沖縄県議選は自民、公明両党など仲井真弘多知事の与党が過半数を奪還できなかった。普天間飛行場の県内移設に向けて知事の軟化を期待するのは一層困難だ。政府には県内断念の潮時ではないか。
野田内閣が抱いていた一縷(いちる)の望みは絶たれたに違いない。四十八議席をめぐって争われた沖縄県議選で、知事与党の自公両党などは選挙前と同じ二十一議席にとどまった。
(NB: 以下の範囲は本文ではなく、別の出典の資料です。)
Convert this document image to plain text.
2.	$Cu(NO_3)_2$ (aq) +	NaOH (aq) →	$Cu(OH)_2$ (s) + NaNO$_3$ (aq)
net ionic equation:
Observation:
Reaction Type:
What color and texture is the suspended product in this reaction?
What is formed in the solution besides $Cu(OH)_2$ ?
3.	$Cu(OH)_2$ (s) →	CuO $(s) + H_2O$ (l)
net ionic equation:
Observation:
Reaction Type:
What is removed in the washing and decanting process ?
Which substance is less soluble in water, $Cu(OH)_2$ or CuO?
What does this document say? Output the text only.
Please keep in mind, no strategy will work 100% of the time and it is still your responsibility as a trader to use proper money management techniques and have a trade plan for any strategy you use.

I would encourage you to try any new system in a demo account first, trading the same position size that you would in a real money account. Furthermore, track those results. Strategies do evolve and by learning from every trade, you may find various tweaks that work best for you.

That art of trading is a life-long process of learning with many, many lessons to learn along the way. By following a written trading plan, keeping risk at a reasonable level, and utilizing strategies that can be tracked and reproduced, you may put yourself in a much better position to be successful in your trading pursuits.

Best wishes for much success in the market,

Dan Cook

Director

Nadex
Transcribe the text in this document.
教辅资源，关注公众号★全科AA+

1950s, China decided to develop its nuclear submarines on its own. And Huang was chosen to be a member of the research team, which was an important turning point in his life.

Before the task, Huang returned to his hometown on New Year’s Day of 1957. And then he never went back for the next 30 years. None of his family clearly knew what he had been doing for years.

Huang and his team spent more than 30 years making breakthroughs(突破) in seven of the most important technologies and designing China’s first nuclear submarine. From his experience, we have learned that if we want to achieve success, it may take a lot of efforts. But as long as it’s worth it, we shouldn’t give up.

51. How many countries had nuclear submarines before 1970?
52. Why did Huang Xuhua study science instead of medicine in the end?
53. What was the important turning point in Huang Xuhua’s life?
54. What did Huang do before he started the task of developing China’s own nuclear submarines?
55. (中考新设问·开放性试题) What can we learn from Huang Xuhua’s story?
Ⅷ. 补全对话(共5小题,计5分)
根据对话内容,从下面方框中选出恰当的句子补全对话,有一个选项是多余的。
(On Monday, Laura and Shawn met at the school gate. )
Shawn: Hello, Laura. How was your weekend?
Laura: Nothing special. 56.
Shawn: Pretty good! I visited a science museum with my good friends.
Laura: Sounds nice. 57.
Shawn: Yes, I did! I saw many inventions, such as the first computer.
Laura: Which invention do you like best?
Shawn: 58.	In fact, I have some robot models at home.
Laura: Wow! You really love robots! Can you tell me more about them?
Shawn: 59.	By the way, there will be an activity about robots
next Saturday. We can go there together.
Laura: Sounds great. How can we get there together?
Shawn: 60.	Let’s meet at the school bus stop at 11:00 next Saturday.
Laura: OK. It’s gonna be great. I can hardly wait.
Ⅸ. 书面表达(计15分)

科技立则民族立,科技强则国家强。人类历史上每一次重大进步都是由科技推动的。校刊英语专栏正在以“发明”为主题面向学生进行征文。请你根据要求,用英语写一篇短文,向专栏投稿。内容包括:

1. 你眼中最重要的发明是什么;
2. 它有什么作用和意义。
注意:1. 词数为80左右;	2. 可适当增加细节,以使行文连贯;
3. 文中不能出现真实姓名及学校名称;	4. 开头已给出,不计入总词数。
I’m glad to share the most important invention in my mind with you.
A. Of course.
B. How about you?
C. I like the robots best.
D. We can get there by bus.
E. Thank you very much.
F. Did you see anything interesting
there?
仲井真氏にとって厳しい県政運営が続く。
政府は二〇一二年度予算で、使途の自由度が高い総額千五百七十五億円の「沖縄振興一括交付金」を創設し、交付金を含む振興費の総額も概算要求より五百億円を上積みして約三千億円とした。
県側の要望に応えたものだが、米軍普天間飛行場(宜野湾市)を名護市辺野古に移設する日米合意履行に向け、仲井真氏の妥協を引き出す狙いがあるのは明らかだ。
一〇年知事選で県外移設を求める立場に転換し、政府の環境影響評価書にも県内移設を「事実上不可能」とする意見書を提出したとはいえ、仲井真氏はもともと条件付きで県内容認の立場だ。
森本敏防衛相が滑走路の移動など「沖縄からもし意見が出れば深刻に受け止めないといけない」と計画修正に言及したのも、知事の軟化に期待したのだろう。
知事与党の過半数割れで妥協の余地がより少なくなったのは当然だが、仲井真氏が県内容認へと再転換する可能性は、そもそもないと考えるのが妥当だ。
今回の県議選では普天間飛行場移設をめぐる問題は大きな争点にはならなかった。候補者のほぼ全員が県内移設に反対したからだ。
在日米軍基地の約74%が集中する状況は本土による構造的差別だと、沖縄県民が公然と語るようになった政治的状況が背景にある。
米軍基地提供という日米安全保障条約上の義務を沖縄県民により多く押し付けている状況を変えない限り、安保条約の運用はやがて行き詰まるに違いない。
五月十五日に行われた沖縄復帰四十周年記念式典で、上原康助元沖縄開発庁長官は野田佳彦首相、ルース駐日米大使に対して「なぜ両政府は沖縄県民の切実な声をもっと尊重しないのか」と訴えた。
辺野古移設を唯一の解決策とする限り、沖縄県民の声と向き合うことにはならない。首相は消費税増税に政治生命を懸けるよりも、県民が切望する県内移設断念にこそ決意を示すべきである。